Diario di un maestro di campagna. Come sopravvivere alla scuola italiana e cambiarla

About this book

"Ragazzi, ora che la scuola è finita posso dirvi che spero di essere riuscito a fare lezione facendovi divertire. Vi chiedo scusa se ho sbagliato con qualcuno di voi, ma ogni persona è diversa dall'altra. Anche il maestro ha il suo carattere. Quando sarete grandi non ricorderete gli assiri e i babilonesi, ma non dimenticate mai
quattro regole. Uno. Rompete sempre le scatole. Due.

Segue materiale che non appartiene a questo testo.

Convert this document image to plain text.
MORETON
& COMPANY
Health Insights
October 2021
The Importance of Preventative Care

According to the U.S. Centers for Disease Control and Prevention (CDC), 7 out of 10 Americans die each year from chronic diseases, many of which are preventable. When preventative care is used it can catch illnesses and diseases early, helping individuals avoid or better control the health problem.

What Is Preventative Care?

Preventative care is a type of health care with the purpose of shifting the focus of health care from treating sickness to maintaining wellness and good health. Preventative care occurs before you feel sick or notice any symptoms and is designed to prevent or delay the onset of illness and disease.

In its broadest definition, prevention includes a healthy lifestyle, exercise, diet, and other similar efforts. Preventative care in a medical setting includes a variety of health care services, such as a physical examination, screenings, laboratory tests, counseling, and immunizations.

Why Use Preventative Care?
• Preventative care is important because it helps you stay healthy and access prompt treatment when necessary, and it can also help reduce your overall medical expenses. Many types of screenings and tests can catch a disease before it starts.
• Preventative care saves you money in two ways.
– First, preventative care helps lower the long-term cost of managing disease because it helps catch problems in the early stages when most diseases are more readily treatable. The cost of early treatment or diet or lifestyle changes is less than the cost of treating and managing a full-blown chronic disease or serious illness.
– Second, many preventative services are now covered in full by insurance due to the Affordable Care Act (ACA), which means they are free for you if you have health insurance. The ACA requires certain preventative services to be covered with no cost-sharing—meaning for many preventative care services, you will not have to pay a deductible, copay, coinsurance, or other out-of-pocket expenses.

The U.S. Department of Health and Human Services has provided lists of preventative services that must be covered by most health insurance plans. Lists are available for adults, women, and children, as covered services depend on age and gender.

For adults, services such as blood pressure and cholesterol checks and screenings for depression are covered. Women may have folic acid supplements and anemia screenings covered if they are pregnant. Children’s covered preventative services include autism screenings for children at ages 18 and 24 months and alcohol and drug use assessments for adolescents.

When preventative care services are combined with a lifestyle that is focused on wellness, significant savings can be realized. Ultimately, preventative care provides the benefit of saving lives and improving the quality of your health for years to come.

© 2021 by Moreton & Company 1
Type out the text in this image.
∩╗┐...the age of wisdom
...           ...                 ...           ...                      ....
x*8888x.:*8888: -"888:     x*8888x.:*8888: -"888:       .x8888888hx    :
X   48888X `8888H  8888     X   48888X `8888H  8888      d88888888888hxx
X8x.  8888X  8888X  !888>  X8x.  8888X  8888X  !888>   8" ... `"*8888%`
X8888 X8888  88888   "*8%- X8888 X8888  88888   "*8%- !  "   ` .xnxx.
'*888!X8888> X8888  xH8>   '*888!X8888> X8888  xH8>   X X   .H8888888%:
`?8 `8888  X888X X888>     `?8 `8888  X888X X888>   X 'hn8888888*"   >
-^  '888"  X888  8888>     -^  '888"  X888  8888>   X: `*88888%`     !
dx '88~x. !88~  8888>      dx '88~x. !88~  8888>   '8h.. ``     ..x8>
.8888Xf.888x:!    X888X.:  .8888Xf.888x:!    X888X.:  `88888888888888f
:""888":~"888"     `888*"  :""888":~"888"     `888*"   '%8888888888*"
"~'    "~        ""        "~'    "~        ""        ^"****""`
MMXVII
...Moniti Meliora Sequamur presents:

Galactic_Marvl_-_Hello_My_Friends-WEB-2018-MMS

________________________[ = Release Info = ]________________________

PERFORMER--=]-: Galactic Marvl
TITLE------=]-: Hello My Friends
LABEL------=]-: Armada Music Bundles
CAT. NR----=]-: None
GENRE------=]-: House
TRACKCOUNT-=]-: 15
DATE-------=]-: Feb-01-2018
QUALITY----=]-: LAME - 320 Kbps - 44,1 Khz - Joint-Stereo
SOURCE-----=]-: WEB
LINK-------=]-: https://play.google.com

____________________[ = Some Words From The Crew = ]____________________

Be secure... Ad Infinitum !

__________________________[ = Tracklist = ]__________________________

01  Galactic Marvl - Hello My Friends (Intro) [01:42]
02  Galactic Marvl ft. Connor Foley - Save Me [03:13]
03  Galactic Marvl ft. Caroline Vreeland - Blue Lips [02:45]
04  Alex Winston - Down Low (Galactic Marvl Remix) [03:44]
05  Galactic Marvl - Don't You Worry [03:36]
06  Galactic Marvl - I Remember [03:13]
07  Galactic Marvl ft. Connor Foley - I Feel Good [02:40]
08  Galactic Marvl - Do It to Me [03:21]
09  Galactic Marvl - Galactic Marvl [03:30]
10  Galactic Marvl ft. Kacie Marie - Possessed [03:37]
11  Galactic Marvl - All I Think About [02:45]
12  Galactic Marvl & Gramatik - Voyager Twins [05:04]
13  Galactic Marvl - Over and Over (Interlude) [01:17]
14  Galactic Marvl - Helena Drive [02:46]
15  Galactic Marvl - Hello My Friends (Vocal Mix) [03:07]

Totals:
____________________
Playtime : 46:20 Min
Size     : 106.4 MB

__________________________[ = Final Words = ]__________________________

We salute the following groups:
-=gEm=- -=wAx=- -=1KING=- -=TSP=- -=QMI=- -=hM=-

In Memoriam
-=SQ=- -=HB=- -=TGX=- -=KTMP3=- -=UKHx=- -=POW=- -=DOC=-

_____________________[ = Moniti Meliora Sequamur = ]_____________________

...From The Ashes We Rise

Non state zitti di fronte alle ingiustizie. Tre. Non siate mai indifferenti. Se passate di fronte a un uomo che chiede la carità, chiedetevi perché è lì? Quattro. Viaggiate". Alex Corlazzoli, maestro precario di campagna chiude così il suo anno scolastico. E mentre attende -come ogni anno- una nuova cattedra, racconta, con sconfinata passione didattica, come resistere al degrado quotidiano e riappropriarci della "nostra" scuola. Questo è un grande libro. Alex Corlazzoli è il maestro che tutti vorremmo per i nostri figli e uno straordinario "scrittore di fatti".
(Maria Luisa Busi)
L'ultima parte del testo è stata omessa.